The Mystery of China’s Sudden Saber-Rattling About US Hacking


Ben Read, director of cyber espionage analysis at U.S. cybersecurity firm Mandiant, says China’s state media push on alleged U.S. piracy appears to be consistent, but mostly contains older information. “Everything I’ve seen they write is related to the United States through the leaks of Snowden or Shadow Brokers,” says Read.

Pangu Lab’s February report on Bvp47, the only publication on its website, says it initially discovered the details in 2013, but gathered them after the Shadow Brokers leaks in 2017. “The report is “It’s the same as WikiLeaks,” says Che. “Details of HIVE and NOPEN have been available for years. Neither Pangu Labs nor Qihoo 360, which part of the U.S. government’s sanctions list since 2020, they have responded to requests for comment on its research or methodology, although a Pangu spokesman said earlier that it had recently released the old details and that it had it took a long time to analyze the data.

Megha Pardhi, a Chinese researcher at the Takshashila Institution, an Indian think tank, says officials’ publications and follow-up comments can be used for a variety of purposes. Internally, China can use it for propaganda and to send a message to the US that has the ability to attribute cyber activity. But beyond that, there is a warning in other countries, says Pardhi. “The message is that even though you are allied with the United States, they will still come after you.”

“We oppose and repress, in accordance with the law, all forms of cyberespionage and attacks,” Liu Pengyu, a spokesman for the Chinese embassy in the United States, said in a statement. Liu did not respond directly to questions about the apparent increase in finger pointing in the United States this year, the evidence that was being used to do so, or why this may be happening years after the details emerged. . China is widely regarded as one of the most sophisticated and active state cyber actors involved in espionage, espionage piracy, and data collection. Western officials consider the country to be the biggest cyber threat, ahead of Russia, Iran and North Korea.
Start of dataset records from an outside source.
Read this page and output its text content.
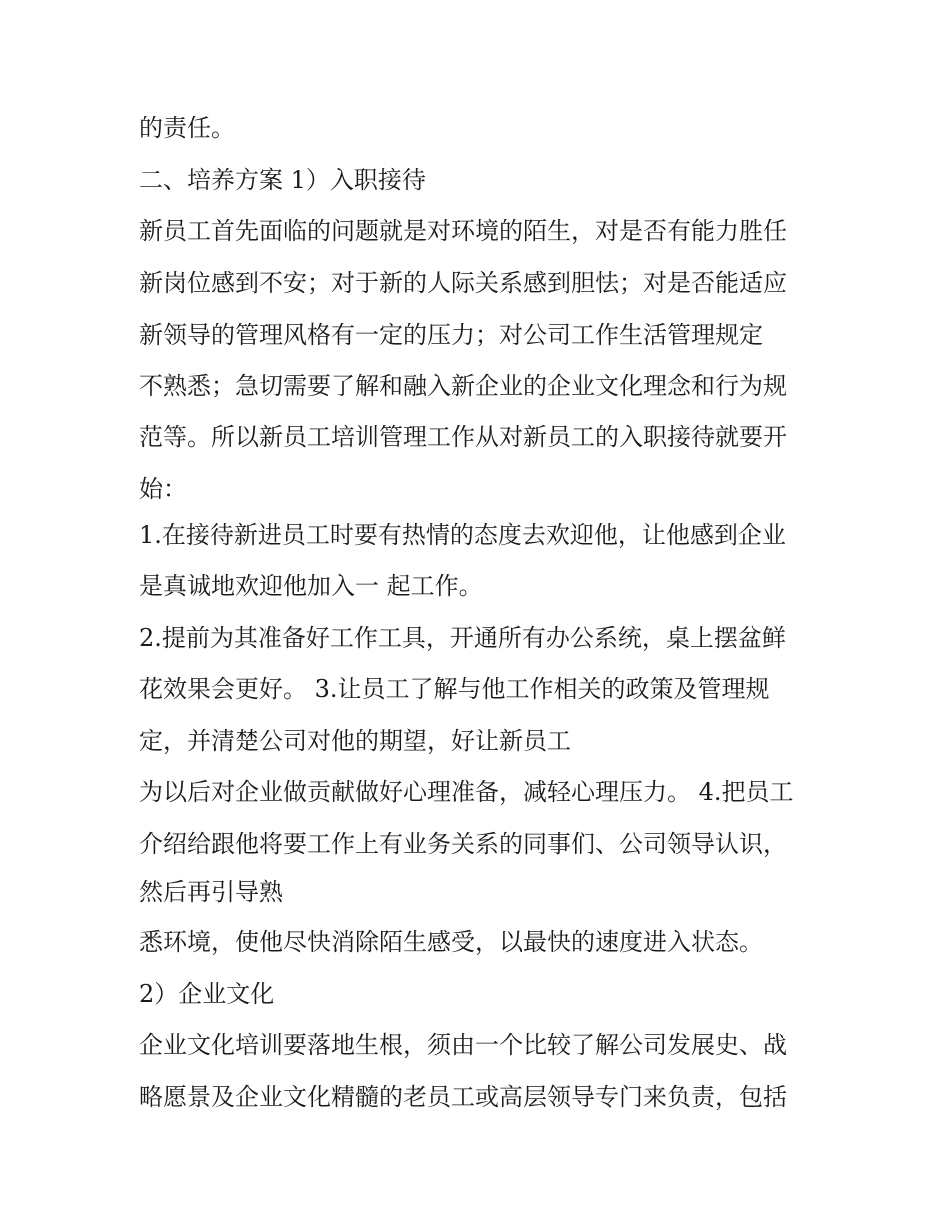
的责任。

二、培养方案 1）入职接待

新员工首先面临的问题就是对环境的陌生，对是否有能力胜任

新岗位感到不安；对于新的人际关系感到胆怯；对是否能适应

新领导的管理风格有一定的压力；对公司工作生活管理规定

不熟悉；急切需要了解和融入新企业的企业文化理念和行为规

范等。所以新员工培训管理工作从对新员工的入职接待就要开

始：

1.在接待新进员工时要有热情的态度去欢迎他，让他感到企业

是真诚地欢迎他加入一 起工作。

2.提前为其准备好工作工具，开通所有办公系统，桌上摆盆鲜

花效果会更好。 3.让员工了解与他工作相关的政策及管理规

定，并清楚公司对他的期望，好让新员工

为以后对企业做贡献做好心理准备，减轻心理压力。 4.把员工

介绍给跟他将要工作上有业务关系的同事们、公司领导认识，

然后再引导熟

悉环境，使他尽快消除陌生感受，以最快的速度进入状态。

2）企业文化

企业文化培训要落地生根，须由一个比较了解公司发展史、战

略愿景及企业文化精髓的老员工或高层领导专门来负责，包括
“Recently, there have been many reports of thefts and cyber attacks in the United States against China and around the world,” Liu said in a statement reflecting comments from Chinese Foreign Ministry spokesmen this year. “The United States should reflect on itself and unite with others to jointly safeguard peace and security in cyberspace with a responsible attitude.”

Many of the 2022 revelations, only a handful of previous Chinese accusations against the US, come from private cybersecurity companies. This is similar to how Western cybersecurity companies report their findings; they are not always incorporated into government discussion points, however, and state-backed media are almost non-existent.

Potential change in tactics could influence broader policies on the use and development of technology. In recent years, China’s policies have focused on positioning itself as a dominant force in technology standards in everything from 5G to quantum computers. A number of new privacy and cybersecurity laws have detailed how companies should manage data and protect national information, including the possibility of accumulating previously unknown vulnerabilities.